The Parlour review – An argument breaks out over a burger

I used to eat a lot in Canary Wharf. As a pre-teen, my father would force me twice yearly to do work experience with a distant relative at BNY Mellon, despite my young anti-establishment affectations.

Every lunchtime, Uncle Humphrey would usher me out of his office with a five pound note and a pat on the head, a fairly difficult act for him as he topped out at 5 foot 3 and I was actually pretty well developed for a twelve-year-old.

Humphrey himself would indulge in a ‘liquid lunch’, a meal that at the time I assumed meant Covent Garden soup and Innocent smoothies, but which I now understand was something entirely different (miso and Rubicon). Back then, my budget could only furnish me with a daily Pret-a-Manger, but that allegiance came to a swift end when my schoolboy French was mistaken for a sexual advance towards a branch manager.

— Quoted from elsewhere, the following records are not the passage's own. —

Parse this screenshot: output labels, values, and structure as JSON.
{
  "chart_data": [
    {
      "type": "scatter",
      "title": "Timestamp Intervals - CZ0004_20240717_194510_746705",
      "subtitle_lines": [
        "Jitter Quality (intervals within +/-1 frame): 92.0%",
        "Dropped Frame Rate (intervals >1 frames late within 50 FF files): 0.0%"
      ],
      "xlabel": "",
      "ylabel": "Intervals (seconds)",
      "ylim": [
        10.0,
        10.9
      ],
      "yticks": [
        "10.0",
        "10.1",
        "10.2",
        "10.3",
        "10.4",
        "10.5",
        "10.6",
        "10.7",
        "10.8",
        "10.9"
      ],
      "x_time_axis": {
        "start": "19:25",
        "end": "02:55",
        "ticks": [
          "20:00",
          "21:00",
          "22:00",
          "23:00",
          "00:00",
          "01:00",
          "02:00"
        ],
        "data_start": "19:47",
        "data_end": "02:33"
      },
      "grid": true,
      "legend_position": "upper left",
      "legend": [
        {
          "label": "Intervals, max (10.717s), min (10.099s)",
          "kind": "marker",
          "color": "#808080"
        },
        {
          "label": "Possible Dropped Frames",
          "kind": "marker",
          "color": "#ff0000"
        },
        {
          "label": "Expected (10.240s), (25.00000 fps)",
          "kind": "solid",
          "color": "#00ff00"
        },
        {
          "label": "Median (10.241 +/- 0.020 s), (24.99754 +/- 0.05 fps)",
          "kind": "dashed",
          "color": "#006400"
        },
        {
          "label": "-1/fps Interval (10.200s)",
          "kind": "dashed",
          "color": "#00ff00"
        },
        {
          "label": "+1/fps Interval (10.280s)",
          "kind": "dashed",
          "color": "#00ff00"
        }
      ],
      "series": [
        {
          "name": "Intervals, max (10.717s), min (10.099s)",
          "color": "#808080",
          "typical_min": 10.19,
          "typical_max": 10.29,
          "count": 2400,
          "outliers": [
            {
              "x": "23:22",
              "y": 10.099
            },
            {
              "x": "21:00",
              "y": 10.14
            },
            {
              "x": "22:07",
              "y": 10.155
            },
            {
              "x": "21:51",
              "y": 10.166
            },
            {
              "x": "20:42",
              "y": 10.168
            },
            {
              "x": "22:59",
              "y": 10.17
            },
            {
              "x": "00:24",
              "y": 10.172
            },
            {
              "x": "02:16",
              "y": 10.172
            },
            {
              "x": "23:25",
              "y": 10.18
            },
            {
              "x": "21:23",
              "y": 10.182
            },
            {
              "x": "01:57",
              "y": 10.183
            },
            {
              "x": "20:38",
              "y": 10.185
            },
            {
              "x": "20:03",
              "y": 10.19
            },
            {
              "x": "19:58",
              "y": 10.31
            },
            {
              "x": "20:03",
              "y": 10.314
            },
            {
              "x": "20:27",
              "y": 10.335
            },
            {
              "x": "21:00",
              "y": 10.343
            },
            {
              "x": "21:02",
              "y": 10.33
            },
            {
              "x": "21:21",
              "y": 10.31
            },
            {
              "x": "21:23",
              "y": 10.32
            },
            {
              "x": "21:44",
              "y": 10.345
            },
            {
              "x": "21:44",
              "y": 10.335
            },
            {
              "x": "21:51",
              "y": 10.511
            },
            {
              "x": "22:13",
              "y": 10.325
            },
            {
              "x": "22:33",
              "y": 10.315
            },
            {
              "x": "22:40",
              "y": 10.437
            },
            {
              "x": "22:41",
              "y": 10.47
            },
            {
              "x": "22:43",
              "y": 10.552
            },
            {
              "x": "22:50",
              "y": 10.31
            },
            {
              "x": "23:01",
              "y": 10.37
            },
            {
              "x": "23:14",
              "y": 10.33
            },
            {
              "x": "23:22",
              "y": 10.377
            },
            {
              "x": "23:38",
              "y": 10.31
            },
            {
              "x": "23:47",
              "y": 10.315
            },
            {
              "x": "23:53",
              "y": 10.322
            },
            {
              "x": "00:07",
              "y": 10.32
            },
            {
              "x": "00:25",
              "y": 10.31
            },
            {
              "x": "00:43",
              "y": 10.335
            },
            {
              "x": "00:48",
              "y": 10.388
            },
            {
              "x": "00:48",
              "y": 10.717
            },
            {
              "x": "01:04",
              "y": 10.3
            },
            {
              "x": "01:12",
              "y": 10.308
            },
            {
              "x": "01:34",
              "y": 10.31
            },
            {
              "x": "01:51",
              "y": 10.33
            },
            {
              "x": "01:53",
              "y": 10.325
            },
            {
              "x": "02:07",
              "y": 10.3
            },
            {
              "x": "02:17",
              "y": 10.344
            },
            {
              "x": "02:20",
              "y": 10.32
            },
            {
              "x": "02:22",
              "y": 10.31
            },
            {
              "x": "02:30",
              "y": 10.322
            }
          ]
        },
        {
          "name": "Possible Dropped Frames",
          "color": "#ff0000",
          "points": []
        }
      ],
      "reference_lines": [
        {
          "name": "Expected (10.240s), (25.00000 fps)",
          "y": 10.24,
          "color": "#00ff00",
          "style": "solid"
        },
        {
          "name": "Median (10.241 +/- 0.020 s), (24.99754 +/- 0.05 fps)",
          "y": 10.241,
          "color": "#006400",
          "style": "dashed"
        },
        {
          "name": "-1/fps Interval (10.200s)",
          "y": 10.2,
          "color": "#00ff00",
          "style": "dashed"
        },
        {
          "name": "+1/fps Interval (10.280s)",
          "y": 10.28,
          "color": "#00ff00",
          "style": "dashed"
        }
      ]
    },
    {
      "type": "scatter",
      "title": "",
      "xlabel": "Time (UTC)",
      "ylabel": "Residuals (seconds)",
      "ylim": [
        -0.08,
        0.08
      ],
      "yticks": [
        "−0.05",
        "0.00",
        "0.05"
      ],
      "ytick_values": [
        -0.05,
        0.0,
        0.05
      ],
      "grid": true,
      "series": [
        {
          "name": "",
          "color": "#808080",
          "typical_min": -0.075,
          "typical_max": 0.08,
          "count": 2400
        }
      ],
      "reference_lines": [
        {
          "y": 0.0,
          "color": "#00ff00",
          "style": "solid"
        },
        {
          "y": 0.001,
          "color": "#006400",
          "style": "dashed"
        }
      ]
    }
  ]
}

The Parlour, another venture in the popular Drake and Morgan chain, was my first outing in Canary Wharf since those salad days. I started with the Little London meatballs, a hearty and comforting dish with the sort of pleasing cheesecurd and braised meat combination that I always think would be excellent at three in the morning when you’ve gone home alone again but which you can’t for love-nor-money get the guys at McDonald’s to whip up for you. I asked for a bit of bread to soak up the sauce, and a waiter ceremoniously carted over a vast, showy bread vessel that made me feel a bit like I’d ordered the most expensive bread-sharer on the menu in the VIP section of a bread themed nightclub in an effort to impress some visiting Japanese bread makers.

The Wagyu beef burger that my dining companion chose from the grill was lovely. So lovely in fact, that I was cursing myself for not having ordered it myself, and the childish jealousy this inspired in me was one of the many reasons that we argued for the entirety of the bus ride home, much to the distress of a Filipino couple on the top deck. The winterberry crumble was a nice way to finish things off, the fruit tart enough to keep us on our toes and the vanilla ice cream just what the doctor ordered (if the doctor was fairly relaxed about saturated fats.)

By far the biggest disappointment of the evening was the Rib Eye steak. It should be an easy 3 points for this place, catering as it does for red-blooded, meatheaded bankers. As it happens, it was lifeless, flabby and a touch too expensive. ’Flabby and expensive’, if you’re interested, is precisely how the less friendly members of my family describe Uncle Humphrey’s current wife. To be fair, every time I’ve visited them recently she’s been flopping heavily around in a flowerbed, her skin the colour of a mahogany side table and her flanks spilling unashamedly over a chintz bikini. As for the expensive bit, she once bought an indoor plant that cost over a thousand pounds. And that was in the nineties, so Lord knows what it would have cost in the current climate.